I’m trying to run a custom function, QA2Char, to iterate down all the rows of a specific column in my dataframe and then append the output as a new column.
QA2Char takes a decimal/integer and outputs a character array of length 7. If the function’s argument is an integer, I only want the string at index 4 in the new column. If the function’s argument is NA, I just need the new column value at the same row to be NA as well.
Ideally, this should be easy to do, but I’ve run into two key issues: making sure that I have the right classes in case_when() and editing my custom function to allow vectors as arguments.
My custom function, QA2Char_dec, looks like this:
QA2Char_dec <- function(num) {
if (!is.na(num)) {
# Decimal to binary
char <- paste(sapply(strsplit(paste(rev(intToBits(num))),""),`[[`,2),collapse="")
# Extract the last 16 digits
char <- substr(char, 17, 32)
# QA array
qa.arr <- c(substr(char, 1, 1), # 15 Reserved
substr(char, 2, 3), # 13-14 Aerosol Model
substr(char, 4, 4), # 12 Glint Mask
substr(char, 5, 8), # 8-11 QA AOD
substr(char, 9, 11), # 5-7 Ajacency Mask
substr(char, 12, 13), # 3-4 Land Water Snow/Ice Mask
substr(char, 14, 16)) # 0-2 Cloud Mask
} else {
qa.arr <- rep(NA_character_, 7)
}
return(qa.arr)
}
This function takes a decimal (ex: 1291) and returns a character array of "0" "00" "0" "0101" "000" "01" "011"
. I only need the string in index 4: 0101
As an example, I shoudl be able to run this function over a very basic dataframe with 1 column:
library(tidyverse)
QA.values <- c(1, 1291, NA, 1288, 1000, NA) #numeric
df <- data.frame(QA.values)
And append the output as a new column, QA.check:
df <- df %>%
mutate(QA.check = case_when(QA.values >= 0 ~ QA2Char_dec(QA.values)[4], TRUE ~ NA_character_))
QA.values QA.check
1 1 0000
2 1291 0101
3 NA NA
4 1288 0101
5 1000 0011
6 NA NA
The dataframe above is what I need the final df to look like. However, I keep getting error messages about Error in if (!is.na(num)) { : the condition has length > 1
. I know that the custom function doesn’t take vectors as arguments, but applying a function down a column and mutating the output to a new column shouldn’t be this difficult!

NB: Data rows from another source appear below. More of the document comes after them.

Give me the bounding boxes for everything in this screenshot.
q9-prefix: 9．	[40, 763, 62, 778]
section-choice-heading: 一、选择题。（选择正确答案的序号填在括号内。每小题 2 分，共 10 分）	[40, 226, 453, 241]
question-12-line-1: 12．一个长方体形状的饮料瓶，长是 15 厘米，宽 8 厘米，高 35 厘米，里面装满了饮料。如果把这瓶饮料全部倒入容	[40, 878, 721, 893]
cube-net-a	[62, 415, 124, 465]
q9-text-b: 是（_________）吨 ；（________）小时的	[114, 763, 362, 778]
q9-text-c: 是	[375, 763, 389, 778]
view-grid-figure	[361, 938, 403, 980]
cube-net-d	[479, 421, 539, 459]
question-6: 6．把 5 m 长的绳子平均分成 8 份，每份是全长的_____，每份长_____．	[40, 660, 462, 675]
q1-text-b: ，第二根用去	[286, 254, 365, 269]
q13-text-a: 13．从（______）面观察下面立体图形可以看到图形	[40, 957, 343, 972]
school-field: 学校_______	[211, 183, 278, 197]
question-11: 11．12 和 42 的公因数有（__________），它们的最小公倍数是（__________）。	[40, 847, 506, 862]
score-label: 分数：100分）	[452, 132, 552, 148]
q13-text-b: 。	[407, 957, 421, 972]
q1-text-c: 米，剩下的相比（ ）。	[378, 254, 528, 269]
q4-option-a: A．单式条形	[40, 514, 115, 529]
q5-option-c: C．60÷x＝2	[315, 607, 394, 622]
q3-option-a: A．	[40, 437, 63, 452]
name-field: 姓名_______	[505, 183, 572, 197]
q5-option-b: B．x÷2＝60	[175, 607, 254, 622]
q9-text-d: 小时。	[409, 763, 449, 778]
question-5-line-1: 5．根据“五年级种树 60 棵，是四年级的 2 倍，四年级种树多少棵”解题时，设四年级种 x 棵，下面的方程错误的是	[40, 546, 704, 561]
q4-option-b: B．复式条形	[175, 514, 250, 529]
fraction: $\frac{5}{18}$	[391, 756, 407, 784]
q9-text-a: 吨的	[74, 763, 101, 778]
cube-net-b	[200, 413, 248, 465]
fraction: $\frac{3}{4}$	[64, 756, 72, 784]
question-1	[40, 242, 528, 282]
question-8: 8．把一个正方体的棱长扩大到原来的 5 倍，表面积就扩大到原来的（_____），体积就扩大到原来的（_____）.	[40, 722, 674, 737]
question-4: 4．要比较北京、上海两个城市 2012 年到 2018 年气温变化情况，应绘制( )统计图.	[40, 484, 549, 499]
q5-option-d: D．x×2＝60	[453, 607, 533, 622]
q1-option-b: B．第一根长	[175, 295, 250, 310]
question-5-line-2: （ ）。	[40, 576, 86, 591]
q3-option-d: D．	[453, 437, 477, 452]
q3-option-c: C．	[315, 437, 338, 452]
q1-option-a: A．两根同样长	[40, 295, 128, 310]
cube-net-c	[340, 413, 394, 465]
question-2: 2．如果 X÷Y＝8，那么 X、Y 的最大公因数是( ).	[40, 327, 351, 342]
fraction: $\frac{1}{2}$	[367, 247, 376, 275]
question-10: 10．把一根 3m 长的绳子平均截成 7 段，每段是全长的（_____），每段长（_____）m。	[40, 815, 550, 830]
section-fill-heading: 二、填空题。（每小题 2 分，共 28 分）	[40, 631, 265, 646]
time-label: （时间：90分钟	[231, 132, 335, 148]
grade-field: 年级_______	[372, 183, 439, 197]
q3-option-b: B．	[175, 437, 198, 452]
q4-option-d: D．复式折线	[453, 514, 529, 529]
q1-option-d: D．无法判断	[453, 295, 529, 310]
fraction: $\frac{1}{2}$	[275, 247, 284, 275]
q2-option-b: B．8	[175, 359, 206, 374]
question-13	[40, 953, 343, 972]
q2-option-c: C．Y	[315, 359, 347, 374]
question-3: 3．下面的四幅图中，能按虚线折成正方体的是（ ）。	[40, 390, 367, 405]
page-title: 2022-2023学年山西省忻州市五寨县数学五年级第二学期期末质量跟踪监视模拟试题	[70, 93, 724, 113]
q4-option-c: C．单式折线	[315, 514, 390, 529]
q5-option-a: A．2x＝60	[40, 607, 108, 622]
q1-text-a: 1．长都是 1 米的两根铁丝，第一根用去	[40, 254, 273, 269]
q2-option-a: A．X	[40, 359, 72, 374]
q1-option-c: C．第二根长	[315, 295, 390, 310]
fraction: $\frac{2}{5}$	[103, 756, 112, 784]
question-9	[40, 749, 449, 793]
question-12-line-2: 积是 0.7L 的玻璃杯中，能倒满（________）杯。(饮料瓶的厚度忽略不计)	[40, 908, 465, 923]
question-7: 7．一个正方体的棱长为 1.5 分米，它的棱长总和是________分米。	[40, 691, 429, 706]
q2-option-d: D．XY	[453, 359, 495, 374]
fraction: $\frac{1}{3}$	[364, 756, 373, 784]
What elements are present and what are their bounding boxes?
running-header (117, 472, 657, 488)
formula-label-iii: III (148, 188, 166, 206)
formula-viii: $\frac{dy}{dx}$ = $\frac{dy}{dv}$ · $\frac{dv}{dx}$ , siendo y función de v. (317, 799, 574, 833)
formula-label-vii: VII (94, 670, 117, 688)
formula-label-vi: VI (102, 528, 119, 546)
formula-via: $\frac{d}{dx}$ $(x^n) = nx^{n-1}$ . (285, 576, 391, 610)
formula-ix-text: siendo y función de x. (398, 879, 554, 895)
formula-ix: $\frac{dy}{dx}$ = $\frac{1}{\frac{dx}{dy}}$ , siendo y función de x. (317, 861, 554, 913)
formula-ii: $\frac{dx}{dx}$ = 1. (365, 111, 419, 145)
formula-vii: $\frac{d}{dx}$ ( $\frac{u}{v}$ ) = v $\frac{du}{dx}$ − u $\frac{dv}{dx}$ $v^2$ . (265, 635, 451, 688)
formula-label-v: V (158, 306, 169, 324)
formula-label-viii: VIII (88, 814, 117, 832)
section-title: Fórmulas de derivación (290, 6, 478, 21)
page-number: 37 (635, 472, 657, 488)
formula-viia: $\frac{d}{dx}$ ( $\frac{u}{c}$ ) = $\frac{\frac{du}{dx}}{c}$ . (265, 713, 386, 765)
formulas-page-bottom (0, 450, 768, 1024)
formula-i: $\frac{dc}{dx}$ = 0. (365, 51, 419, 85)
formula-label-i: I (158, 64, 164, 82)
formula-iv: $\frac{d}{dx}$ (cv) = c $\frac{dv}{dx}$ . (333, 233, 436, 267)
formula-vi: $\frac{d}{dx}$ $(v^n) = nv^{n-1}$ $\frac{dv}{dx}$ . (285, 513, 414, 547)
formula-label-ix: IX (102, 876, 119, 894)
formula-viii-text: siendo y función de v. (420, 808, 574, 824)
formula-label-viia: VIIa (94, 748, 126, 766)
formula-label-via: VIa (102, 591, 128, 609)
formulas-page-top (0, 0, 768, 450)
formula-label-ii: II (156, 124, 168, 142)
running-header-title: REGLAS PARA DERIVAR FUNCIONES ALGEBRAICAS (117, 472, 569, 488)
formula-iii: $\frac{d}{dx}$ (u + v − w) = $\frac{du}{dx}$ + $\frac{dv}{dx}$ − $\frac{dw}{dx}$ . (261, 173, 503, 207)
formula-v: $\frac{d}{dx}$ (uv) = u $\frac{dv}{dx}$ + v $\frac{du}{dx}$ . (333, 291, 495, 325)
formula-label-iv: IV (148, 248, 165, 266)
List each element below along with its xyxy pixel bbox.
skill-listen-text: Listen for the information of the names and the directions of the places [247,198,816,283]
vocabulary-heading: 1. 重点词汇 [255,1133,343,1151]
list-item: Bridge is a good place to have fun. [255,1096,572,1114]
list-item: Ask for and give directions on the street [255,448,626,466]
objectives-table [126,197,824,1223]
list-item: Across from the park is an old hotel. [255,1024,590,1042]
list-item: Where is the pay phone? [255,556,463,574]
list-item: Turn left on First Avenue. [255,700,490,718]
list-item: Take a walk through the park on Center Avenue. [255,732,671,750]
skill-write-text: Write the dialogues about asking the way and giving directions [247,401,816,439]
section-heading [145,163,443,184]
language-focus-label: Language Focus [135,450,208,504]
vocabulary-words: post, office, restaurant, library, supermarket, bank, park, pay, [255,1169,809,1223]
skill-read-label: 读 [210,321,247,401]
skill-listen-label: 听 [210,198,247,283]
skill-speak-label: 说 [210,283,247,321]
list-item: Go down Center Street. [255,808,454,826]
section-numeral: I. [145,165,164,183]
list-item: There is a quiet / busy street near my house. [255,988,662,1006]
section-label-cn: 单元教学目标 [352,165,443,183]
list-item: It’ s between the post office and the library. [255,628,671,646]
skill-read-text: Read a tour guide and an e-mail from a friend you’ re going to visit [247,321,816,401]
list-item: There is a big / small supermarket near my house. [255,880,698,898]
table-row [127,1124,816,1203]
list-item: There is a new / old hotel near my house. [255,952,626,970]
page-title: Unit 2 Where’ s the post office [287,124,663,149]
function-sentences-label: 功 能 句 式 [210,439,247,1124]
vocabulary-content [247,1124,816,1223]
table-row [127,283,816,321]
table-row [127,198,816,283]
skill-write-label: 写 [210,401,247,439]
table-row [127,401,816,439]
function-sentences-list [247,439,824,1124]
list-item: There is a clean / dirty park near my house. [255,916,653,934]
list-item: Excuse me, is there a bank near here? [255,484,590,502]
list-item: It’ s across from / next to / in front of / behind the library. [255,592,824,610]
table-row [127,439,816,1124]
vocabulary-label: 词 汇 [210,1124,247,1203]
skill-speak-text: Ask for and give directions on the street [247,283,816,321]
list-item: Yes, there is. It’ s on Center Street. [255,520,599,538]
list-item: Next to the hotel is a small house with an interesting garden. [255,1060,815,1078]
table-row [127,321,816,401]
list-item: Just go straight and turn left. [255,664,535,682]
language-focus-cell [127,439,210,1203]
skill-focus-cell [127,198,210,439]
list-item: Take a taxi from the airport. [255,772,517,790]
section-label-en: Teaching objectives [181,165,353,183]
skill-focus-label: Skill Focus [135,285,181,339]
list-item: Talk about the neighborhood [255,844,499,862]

I have also tried using mutate(QA_Check = sapply(QA.values, QA2Char_dec)[4])
, but it ignores NA values and seems to just use the output of the first QA.value and repeat it for the rest of the column.
What can I change?
Seyong Chang is a new contributor to this site. Take care in asking for clarification, commenting, and answering.
Check out our Code of Conduct.
1
As mentioned by LMc, you have multiple options. I just want to add the option to include lapply()
in your function and add a parameter to select an element from the array.
QA2Char_dec <- function(num, arr_sel = all()){
# Decimal to binary
char <- lapply(num, function(.x){
paste(sapply(strsplit(paste(rev(intToBits(.x))),""),`[[`,2),
collapse="")})
# Extract the last 16 digits
char <- substr(char, 17, 32)
# Create NA's
char <- ifelse(char == "0000000000000000", NA_character_,
char)
qa.arr <- lapply(char,
function(.x){
c(substr(.x, 1, 1), # 15 Reserved
substr(.x, 2, 3), # 13-14 Aerosol Model
substr(.x, 4, 4), # 12 Glint Mask
substr(.x, 5, 8), # 8-11 QA AOD
substr(.x, 9, 11), # 5-7 Ajacency Mask
substr(.x, 12, 13), # 3-4 Land Water Snow/Ice Mask
substr(.x, 14, 16))[arr_sel]})
return(qa.arr)
}
library(tidyverse)
QA.values <- c(1, 1291, NA, 1288, 1000, NA) #numeric
df <- data.frame(QA.values)
df %>%
mutate(QA.check = QA2Char_dec(QA.values, 4))
QA.values QA.check
1 1 0000
2 1291 0101
3 NA NA
4 1288 0101
5 1000 0011
6 NA NA